The oldest written document related to Sarajevo Jews is a sidžil (court document) from 1557 which makes mention of one Jusuf, a scribe and accountant, who had a debt of 1,852 akča (Ottoman silver coins), which the deceased had borrowed from a wool dyer named Hasan and an unnamed Jew.
However, Sarajevo’s Jewish community puts the date for the actual founding of their municipality at 1565, when Jews are again mentioned in one court document as traders of felt and processed goatskins.
At first, Jews took up residence in Sagrakči Hadži Mamudov mahala, known locally as Ulomljenica, which took in parts of Sagrdžija, Ulomljenica and Toromanova Streets.
As their numbers increased, they expressed the need for a way to properly organize their social life, so the Jews of Sarajevo approached the Ottoman officials, asking them to set aside a place where they could live and perform their religious duties.
Their request was fulfilled in 1581 by the Grand Vizier, Sijavuš Pasha, who gave funds for the Jews to construct Sijavuš Pasha’s Daire near the Sarajevo čaršija. This large inn was called Kortiž by the Jews and Velika Avlija by other Sarajevans.
At the end of the 16th century, the first synagogue in Sarajevo was built in this small Jewish neighborhood, which wasn’t a typical ghetto, as the doors were always open.
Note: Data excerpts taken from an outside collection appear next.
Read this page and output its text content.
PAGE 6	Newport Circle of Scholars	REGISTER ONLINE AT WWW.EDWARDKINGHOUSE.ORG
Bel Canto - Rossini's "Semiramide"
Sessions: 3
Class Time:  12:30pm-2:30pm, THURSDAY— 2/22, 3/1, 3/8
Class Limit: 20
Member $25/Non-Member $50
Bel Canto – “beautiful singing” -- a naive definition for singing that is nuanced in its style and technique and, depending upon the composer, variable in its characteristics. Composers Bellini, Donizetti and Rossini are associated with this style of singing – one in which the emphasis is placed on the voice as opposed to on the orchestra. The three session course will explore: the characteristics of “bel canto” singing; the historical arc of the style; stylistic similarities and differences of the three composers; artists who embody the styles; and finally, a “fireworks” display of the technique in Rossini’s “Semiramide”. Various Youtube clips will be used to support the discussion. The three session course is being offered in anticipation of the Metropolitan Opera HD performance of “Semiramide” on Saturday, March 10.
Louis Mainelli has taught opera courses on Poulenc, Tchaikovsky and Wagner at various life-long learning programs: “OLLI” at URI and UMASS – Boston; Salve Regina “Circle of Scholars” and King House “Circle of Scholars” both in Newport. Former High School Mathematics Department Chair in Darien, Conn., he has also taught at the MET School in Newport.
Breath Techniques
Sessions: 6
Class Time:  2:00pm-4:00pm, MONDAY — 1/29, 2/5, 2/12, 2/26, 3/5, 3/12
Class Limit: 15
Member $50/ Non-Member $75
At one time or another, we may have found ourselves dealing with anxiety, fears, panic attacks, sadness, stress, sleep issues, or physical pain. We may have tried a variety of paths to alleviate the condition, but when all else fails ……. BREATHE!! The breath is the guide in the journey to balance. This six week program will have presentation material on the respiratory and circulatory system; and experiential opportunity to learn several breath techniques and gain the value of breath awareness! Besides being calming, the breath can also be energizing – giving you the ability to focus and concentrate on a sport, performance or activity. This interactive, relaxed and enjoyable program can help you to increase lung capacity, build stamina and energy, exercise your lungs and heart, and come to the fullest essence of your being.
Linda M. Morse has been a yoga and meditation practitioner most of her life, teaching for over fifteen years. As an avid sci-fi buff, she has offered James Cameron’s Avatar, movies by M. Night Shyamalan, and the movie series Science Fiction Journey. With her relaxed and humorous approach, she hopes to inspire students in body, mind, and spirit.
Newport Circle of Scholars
It was known as Stari Hram (Old Temple), as well as Old Synagogue and Great Temple (Il Kal Grandi), and it now houses the Jewish Museum.
The first known Sarajevo rabbi was Samuel Baruh from Solun, whose tombstone is considered the oldest of its kind in the Old Jewish Cemetery in Kovačići, where Sarajevo’s Jews have been buried since the middle of the 17th century.
After Bosnia was occupied by the Austro-Hungarians in 1878, Aškenazi Jews also began to settle in Sarajevo and the Aškenazi Municipality was established in 1879. The Ashkenazi Synagogue, as designed by Karl Paržik, was built in 1902 and is now the only active Jewish temple in Sarajevo.
Up until the Second World War, Sarajevo’s Jewish community continued to grow with the city.
The Sephardic Jews, who were the greatest in number, built the Great Temple between 1926 and 1930. It now houses the Bosnian Cultural Center, but it could accommodate around 2,000 worshippers. A census from 1935/1936 shows that 12,500 Jews were living in Sarajevo at that time, which was about 16% of the city’s population of 80,000.
450 years after
Some 1,500 or more of Sarajevo’s Jews survived the Fascist occupation and deportation to concentration camps. Most of them participated in the Partisan movement and the struggle for Yugoslavia’s liberation.
After the Second World War, a percentage of Sarajevo’s Jewish population moved to Israel and others left during the last war, so there are now fewer than 700 Jews living in Sarajevo.
While the number of remaining Jews is small, they have had a tremendous influence on the development of this city to become the Sarajevo that we know today, the Sarajevo that Pope Francis recently called “the Jerusalem of Europe”.